Dal punto di vista agonistico invece la presenza di Froome è il meglio che si possa avere. Il dominatore dell’ultima era delle corse a tappe tenterà di conquistare l’unico grande giro che gli manca e poi di completare la doppietta con il Tour, impresa riuscita l’ultima volta nel 1998 a Marco Pantani. A sfidarlo c’è soprattutto Dumoulin, lo scorso anno vincitore davanti a Nairo Quintana e Nibali (i due grandi assenti). L’olandese e il britannico, entrambi forti a cronometro, troveranno un percorso adatto alle loro caratteristiche, con 45 chilometri di prova contro il tempo – a partire già dalla prima tappa a Gerusalemme – e solo tre veri tapponi di alta montagna.

Sono quelli in cui proverà a fare la differenza Fabio Aru, l’unica speranza italiana per la Maglia rosa. Il sardo campione d’Italia ha già messo in difficoltà Froome nella scorsa edizione del Tour, prima di crollare proprio a cronometro. Gli serviranno gambe forti in salita per provare a scalfire un duopolio che sembra già scritto. Più o meno la condizione in cui si trovano anche gli altri big. Dal francese Thibaut Pinot, quarto lo scorso anno, al colombiano Chaves che ha al fianco una squadra poderosa, fino al connazionale Miguel Angel Lopez, scoperta di questa stagione con i suoi 24 anni.

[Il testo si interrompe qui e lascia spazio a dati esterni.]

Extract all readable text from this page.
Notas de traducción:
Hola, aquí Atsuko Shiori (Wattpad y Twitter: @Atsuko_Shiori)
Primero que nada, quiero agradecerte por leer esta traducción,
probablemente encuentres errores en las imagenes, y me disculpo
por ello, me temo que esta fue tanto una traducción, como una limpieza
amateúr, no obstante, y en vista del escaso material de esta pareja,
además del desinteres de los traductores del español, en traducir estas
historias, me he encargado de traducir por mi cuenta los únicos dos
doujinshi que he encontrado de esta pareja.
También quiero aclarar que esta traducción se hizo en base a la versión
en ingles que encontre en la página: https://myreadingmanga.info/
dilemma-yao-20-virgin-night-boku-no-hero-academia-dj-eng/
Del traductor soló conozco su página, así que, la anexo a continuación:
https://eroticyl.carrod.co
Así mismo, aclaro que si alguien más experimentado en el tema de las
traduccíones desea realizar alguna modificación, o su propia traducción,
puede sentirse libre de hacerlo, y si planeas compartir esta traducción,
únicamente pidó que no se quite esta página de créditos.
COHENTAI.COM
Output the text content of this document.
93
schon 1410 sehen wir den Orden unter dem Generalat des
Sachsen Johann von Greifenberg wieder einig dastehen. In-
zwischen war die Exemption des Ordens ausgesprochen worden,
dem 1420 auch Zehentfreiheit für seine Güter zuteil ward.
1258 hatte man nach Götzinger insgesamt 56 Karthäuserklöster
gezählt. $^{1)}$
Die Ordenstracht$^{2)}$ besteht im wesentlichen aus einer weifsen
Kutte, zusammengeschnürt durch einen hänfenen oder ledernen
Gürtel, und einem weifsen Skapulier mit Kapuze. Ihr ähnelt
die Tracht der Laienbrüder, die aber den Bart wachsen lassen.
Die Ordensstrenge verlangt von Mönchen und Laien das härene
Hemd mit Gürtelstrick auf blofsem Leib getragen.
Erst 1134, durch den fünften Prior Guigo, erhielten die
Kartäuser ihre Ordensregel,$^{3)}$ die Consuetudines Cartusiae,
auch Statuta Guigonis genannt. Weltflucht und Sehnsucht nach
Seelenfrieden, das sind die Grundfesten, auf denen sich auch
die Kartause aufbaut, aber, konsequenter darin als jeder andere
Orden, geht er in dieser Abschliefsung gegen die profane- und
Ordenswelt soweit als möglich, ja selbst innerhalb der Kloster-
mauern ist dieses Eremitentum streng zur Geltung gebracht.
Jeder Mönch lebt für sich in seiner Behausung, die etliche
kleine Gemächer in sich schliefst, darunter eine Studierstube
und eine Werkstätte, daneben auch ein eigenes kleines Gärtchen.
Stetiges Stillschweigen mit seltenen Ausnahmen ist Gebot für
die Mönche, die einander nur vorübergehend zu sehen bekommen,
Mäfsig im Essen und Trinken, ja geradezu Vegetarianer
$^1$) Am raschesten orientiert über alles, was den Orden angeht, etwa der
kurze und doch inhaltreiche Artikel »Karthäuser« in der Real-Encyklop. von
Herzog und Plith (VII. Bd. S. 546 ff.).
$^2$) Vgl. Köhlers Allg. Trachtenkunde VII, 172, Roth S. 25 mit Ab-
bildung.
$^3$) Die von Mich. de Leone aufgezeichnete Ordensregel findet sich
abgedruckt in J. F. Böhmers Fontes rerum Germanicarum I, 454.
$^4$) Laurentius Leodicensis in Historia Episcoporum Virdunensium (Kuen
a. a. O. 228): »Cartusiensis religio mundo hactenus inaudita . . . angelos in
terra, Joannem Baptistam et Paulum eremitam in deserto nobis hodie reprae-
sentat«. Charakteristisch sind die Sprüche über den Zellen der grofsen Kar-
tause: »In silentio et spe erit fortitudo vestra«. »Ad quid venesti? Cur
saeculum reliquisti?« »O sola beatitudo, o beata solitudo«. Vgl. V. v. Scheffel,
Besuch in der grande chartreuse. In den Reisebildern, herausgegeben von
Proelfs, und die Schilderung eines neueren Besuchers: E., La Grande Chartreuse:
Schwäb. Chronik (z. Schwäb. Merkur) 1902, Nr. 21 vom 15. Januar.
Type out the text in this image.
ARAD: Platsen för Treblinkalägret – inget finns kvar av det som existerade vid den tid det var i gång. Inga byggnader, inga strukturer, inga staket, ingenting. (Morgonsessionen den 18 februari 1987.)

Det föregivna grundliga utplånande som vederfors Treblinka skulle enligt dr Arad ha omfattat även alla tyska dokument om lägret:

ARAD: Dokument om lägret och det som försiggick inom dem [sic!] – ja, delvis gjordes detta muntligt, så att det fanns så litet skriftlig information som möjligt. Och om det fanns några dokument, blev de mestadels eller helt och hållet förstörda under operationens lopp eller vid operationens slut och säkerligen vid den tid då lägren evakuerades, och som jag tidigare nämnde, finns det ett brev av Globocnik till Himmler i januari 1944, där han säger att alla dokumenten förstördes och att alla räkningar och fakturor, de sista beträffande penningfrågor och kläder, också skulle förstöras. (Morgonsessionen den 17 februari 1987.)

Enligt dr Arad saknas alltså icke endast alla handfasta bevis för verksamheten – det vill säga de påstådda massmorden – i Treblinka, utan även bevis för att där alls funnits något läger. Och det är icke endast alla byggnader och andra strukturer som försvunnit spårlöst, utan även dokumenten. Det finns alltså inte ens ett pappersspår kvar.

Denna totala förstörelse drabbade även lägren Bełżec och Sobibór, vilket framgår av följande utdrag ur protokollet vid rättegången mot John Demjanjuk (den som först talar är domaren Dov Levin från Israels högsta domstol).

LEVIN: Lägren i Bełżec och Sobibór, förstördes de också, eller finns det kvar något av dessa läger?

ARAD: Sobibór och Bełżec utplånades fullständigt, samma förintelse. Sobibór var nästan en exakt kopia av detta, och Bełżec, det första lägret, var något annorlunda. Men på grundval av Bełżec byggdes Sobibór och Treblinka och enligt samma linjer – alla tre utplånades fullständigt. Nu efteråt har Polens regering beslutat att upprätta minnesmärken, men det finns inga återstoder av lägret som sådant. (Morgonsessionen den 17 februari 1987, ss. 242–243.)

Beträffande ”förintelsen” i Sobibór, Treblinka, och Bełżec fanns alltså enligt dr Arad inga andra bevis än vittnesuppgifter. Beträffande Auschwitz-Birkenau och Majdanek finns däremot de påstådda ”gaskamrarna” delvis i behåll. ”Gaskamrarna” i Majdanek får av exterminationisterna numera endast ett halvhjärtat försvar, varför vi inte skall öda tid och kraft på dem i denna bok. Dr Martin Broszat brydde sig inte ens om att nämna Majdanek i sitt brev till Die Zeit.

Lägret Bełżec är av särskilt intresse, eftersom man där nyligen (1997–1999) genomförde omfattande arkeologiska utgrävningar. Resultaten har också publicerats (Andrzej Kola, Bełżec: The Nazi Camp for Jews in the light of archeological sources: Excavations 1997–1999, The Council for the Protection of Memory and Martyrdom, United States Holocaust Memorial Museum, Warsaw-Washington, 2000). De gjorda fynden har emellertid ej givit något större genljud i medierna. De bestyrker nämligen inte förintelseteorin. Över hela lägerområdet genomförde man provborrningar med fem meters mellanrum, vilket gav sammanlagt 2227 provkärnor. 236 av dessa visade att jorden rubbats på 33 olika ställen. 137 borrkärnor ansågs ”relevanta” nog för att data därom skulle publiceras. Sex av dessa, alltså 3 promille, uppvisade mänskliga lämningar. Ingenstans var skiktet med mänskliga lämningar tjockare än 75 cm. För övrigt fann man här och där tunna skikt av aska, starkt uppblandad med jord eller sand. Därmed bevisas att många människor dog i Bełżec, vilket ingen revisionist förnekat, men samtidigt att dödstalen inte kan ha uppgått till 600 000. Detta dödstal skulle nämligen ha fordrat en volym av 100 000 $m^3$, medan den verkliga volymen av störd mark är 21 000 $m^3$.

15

Dopo tanto tempo, l’Italia tornerà protagonista anche nelle volate: c’è l’oro olimpico Elia Viviani, per il quale la Quick-Step Floors ha allestito un treno da grandi occasioni.

Le chance per i velocisti sono già in Israele, nelle due tappe che seguono alla cronometro nella prima storica partenza del Giro d’Italia da fuori Europa. Poi, con il trasferimento in Sicilia, la corsa comincia sul serio e a prenderne il controllo sarà proprio il Team Sky di Froome, perché così ha fatto nei quattro Tour vinti. Ma il Giro è diverso, presenta anche quest’anno varie trappole qua e là lungo la risalita verso nord. C’è la scalata all’Etna, poi quelle a Montevergine di Mercogliano e soprattutto a Campo Imperatore, sul Gran Sasso. Tappe nervose, per planimetria e per possibili sviluppi, prima del grande giorno: l’arrivo allo Zoncolan di sabato 19 maggio.

Da lì in poi Il Giro non lascerà più le montagne fino alla passerella conclusiva di Roma. Ci sarà la cronometro da Trento a Rovereto, gli arrivi a Prato Nevoso, Bardonecchia e Cervinia. Come in ogni Giro che si rispetti, l’ultima settimana deciderà se vinceranno le frullate sgraziate di Froome, la compostezza di Dumoulin, gli scatti di Aru o quelli degli altri outsider. Anche senza Nibali, che ha preferito fare il Tour e la Vuelta per prepararsi ai mondiali di Innsbruck, vero grande obiettivo della sua stagione, la lotta per la Maglia rosa è una delle più intriganti degli ultimi anni. Ma l’ordine d’arrivo non sarà credibile, almeno fino a quando non verrà pronunciata una sentenza che doveva arrivare prima della partenza da Gerusalemme. Troppe volte è già successo in passato. Peccato sia capitato ancora.